The only problem with the sales is pitch that the Lehman issued structured notes were guaranteed by Lehman. The notion that an investors’ prinicipal investment was 100% protected went out the window when the Wall Street firm filed for bankrupty last fall.
Lehmans’ collapse is proof that unless an investment is backed by the federal government there really is no such thing as a “100% principal protected” note. In other words, there are no free lunches for investors on Wall Street.
Seth Lipner, a New York securities lawyer, says he’s on the verge of filing an arbitration claim against Schwab on behalf of a Florida couple who purchased Lehman structured notes through Schwab. He claims Schwab “misrepresented” the risks associated with these notes. Lipner’s clients invested $60,000 in these now all-but-worthless notes. But Lipner suspects Schwab peddled Lehman notes to many other customers.

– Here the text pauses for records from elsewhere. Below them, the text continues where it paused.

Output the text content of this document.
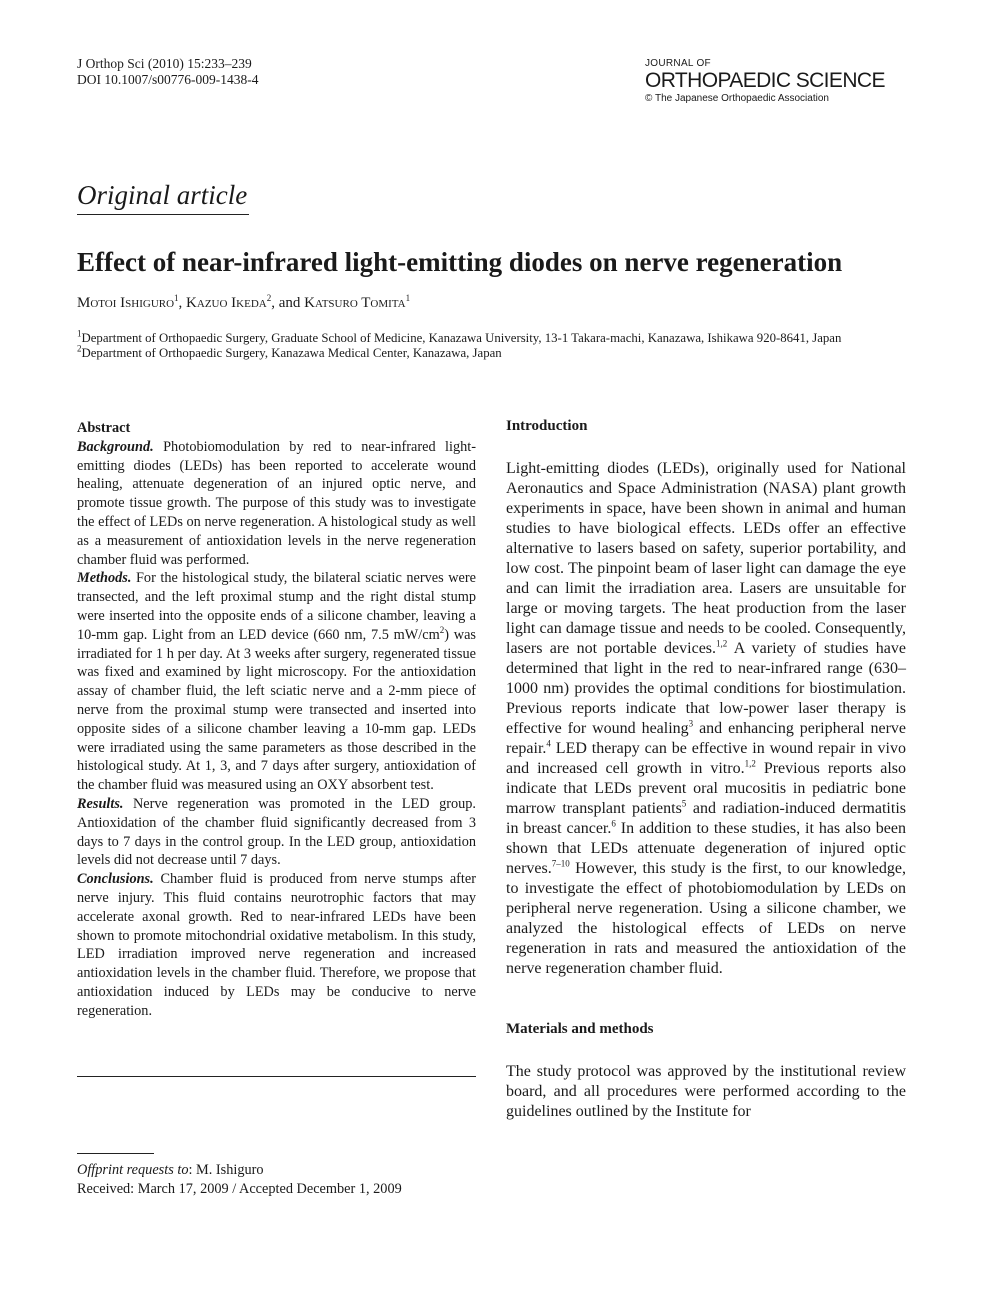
J Orthop Sci (2010) 15:233–239
DOI 10.1007/s00776-009-1438-4
JOURNAL OF
ORTHOPAEDIC SCIENCE
© The Japanese Orthopaedic Association
Original article
Effect of near-infrared light-emitting diodes on nerve regeneration
Motoi Ishiguro$^1$, Kazuo Ikeda$^2$, and Katsuro Tomita$^1$
$^1$Department of Orthopaedic Surgery, Graduate School of Medicine, Kanazawa University, 13-1 Takara-machi, Kanazawa, Ishikawa 920-8641, Japan
$^2$Department of Orthopaedic Surgery, Kanazawa Medical Center, Kanazawa, Japan

Abstract

Background. Photobiomodulation by red to near-infrared light-emitting diodes (LEDs) has been reported to accelerate wound healing, attenuate degeneration of an injured optic nerve, and promote tissue growth. The purpose of this study was to investigate the effect of LEDs on nerve regeneration. A histological study as well as a measurement of antioxidation levels in the nerve regeneration chamber fluid was performed.

Methods. For the histological study, the bilateral sciatic nerves were transected, and the left proximal stump and the right distal stump were inserted into the opposite ends of a silicone chamber, leaving a 10-mm gap. Light from an LED device (660 nm, 7.5 $mW/cm^2$) was irradiated for 1 h per day. At 3 weeks after surgery, regenerated tissue was fixed and examined by light microscopy. For the antioxidation assay of chamber fluid, the left sciatic nerve and a 2-mm piece of nerve from the proximal stump were transected and inserted into opposite sides of a silicone chamber leaving a 10-mm gap. LEDs were irradiated using the same parameters as those described in the histological study. At 1, 3, and 7 days after surgery, antioxidation of the chamber fluid was measured using an OXY absorbent test.

Results. Nerve regeneration was promoted in the LED group. Antioxidation of the chamber fluid significantly decreased from 3 days to 7 days in the control group. In the LED group, antioxidation levels did not decrease until 7 days.

Conclusions. Chamber fluid is produced from nerve stumps after nerve injury. This fluid contains neurotrophic factors that may accelerate axonal growth. Red to near-infrared LEDs have been shown to promote mitochondrial oxidative metabolism. In this study, LED irradiation improved nerve regeneration and increased antioxidation levels in the chamber fluid. Therefore, we propose that antioxidation induced by LEDs may be conducive to nerve regeneration.

Offprint requests to: M. Ishiguro
Received: March 17, 2009 / Accepted December 1, 2009

Introduction

Light-emitting diodes (LEDs), originally used for National Aeronautics and Space Administration (NASA) plant growth experiments in space, have been shown in animal and human studies to have biological effects. LEDs offer an effective alternative to lasers based on safety, superior portability, and low cost. The pinpoint beam of laser light can damage the eye and can limit the irradiation area. Lasers are unsuitable for large or moving targets. The heat production from the laser light can damage tissue and needs to be cooled. Consequently, lasers are not portable devices.$^{1,2}$ A variety of studies have determined that light in the red to near-infrared range (630–1000 nm) provides the optimal conditions for biostimulation. Previous reports indicate that low-power laser therapy is effective for wound healing$^3$ and enhancing peripheral nerve repair.$^4$ LED therapy can be effective in wound repair in vivo and increased cell growth in vitro.$^{1,2}$ Previous reports also indicate that LEDs prevent oral mucositis in pediatric bone marrow transplant patients$^5$ and radiation-induced dermatitis in breast cancer.$^6$ In addition to these studies, it has also been shown that LEDs attenuate degeneration of injured optic nerves.$^{7-10}$ However, this study is the first, to our knowledge, to investigate the effect of photobiomodulation by LEDs on peripheral nerve regeneration. Using a silicone chamber, we analyzed the histological effects of LEDs on nerve regeneration in rats and measured the antioxidation of the nerve regeneration chamber fluid.

Materials and methods

The study protocol was approved by the institutional review board, and all procedures were performed according to the guidelines outlined by the Institute for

Schwab wasn’t immediately available for comment. But if they call back, I’ll update with their response.
Up until now, UBS was the biggest known seller of Lehman structured notes in the US. In fact, New Hampshire securities regulators, earlier this month, filed a cease and desist notice against UBS over the sale of Lehman structured notes. Regulators claim UBS brokers “exaggerated” the safety and security of the notes.